Sono rimasto senza parole per aver udito discorsi come 'devono prostrarsi ai miei piedi' e, francamente, la delusione di aver dovuto umanizzare un mito non ha giovato alla visione del film. Di per sé i documentari mi piacciono e questo pure, ma non mi è piaciuta la mancanza di creatività e arte che mi aspettavo da un reportage sulla Moda. Chi è Valentino lo stilista? Come funziona il suo lavoro? Cosa succede quando si trova davanti ad un foglio bianco, la matita in mano? A nessuna di queste domande è data risposta.
In questa pellicola di Matt Tyrnauer c'è soprattutto una cosa: un passepartout. Per cosa? La vita privata (leggere 'sentimentale') di un uomo che per decenni è stato sulla bocca di tutti mantenendo il massimo riserbo. Chi è dunque Valentino uomo? Purtroppo non chi mi aspettavo. E' un signore abbronzato, molto consapevole del suo potere e della sua influenza, capriccioso e isterico monopolizzatore dell'attenzione, e che richiede paziente collaborazione. L'idea finale, e qui sta la mia delusione, non è quella di un genio creativo al lavoro, ma di una capricciosa personalità abituata a vivere seguendo il diktat 'Valentino is above controll'.
A mio avviso, il problema principale è che qui si celebra l'uomo, ma non la sua arte o la sua storia. Può essere interessante anche l'aspetto umano (in un basso senso del termine, purtroppo), ma avrei davvero voluto vedere e conoscere più nel dettaglio la storia e i percorsi che hanno reso questa figura una delle più influenti voci della Moda mondiale.
Valentino ridotto a un capriccio.

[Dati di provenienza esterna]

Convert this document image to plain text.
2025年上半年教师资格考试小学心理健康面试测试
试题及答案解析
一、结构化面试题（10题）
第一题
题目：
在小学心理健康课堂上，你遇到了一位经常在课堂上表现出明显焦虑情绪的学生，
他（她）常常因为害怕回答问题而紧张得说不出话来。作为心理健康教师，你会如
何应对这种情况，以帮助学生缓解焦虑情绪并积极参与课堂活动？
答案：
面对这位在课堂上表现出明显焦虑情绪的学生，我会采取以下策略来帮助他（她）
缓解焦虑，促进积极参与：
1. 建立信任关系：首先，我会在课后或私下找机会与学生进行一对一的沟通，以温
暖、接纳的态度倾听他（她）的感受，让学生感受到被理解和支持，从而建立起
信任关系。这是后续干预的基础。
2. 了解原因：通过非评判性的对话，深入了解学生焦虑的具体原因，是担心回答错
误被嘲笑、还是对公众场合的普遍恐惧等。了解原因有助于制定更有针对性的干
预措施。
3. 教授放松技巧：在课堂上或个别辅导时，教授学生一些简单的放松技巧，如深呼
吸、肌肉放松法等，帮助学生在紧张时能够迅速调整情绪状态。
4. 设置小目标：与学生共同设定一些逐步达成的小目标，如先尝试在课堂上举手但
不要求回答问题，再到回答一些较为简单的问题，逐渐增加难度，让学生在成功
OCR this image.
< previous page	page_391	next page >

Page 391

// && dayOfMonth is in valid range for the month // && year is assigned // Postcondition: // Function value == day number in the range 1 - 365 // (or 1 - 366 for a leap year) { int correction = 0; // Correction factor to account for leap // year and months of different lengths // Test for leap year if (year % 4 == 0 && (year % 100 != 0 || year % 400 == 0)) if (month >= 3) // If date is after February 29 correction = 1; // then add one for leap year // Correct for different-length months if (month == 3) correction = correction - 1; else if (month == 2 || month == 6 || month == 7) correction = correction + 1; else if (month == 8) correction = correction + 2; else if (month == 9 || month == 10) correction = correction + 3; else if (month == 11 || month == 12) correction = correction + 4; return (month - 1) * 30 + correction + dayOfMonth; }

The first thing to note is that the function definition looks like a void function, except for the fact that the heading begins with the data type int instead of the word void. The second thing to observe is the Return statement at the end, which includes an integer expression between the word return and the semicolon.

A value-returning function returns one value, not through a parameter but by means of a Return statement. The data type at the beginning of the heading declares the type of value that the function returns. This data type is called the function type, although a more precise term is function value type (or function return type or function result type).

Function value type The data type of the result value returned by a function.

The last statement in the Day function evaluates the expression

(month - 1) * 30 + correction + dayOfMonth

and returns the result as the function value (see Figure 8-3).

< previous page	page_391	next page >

Ovviamente rosso.
Consigli: Da vedere per gli appassionati di Moda, chi studia o vuol capire il mestiere. L'ambiente è ben reso, la reverenzialità pare l'unica caratteristica da tenere in considerazione. Prendere nota.
Parola chiave: Haute couture.




Ric

domenica 11 aprile 2010

Film 102 - Food, Inc.

Candidato agli ultimi Oscar, ma risultato perdente, il titolo mi aveva colpito tra i vari nominati della cotegoria 'Best Documentary, Features'. E allora ho deciso di vederlo. In inglese e non sottotitolato. E qualcosa l'ho capita...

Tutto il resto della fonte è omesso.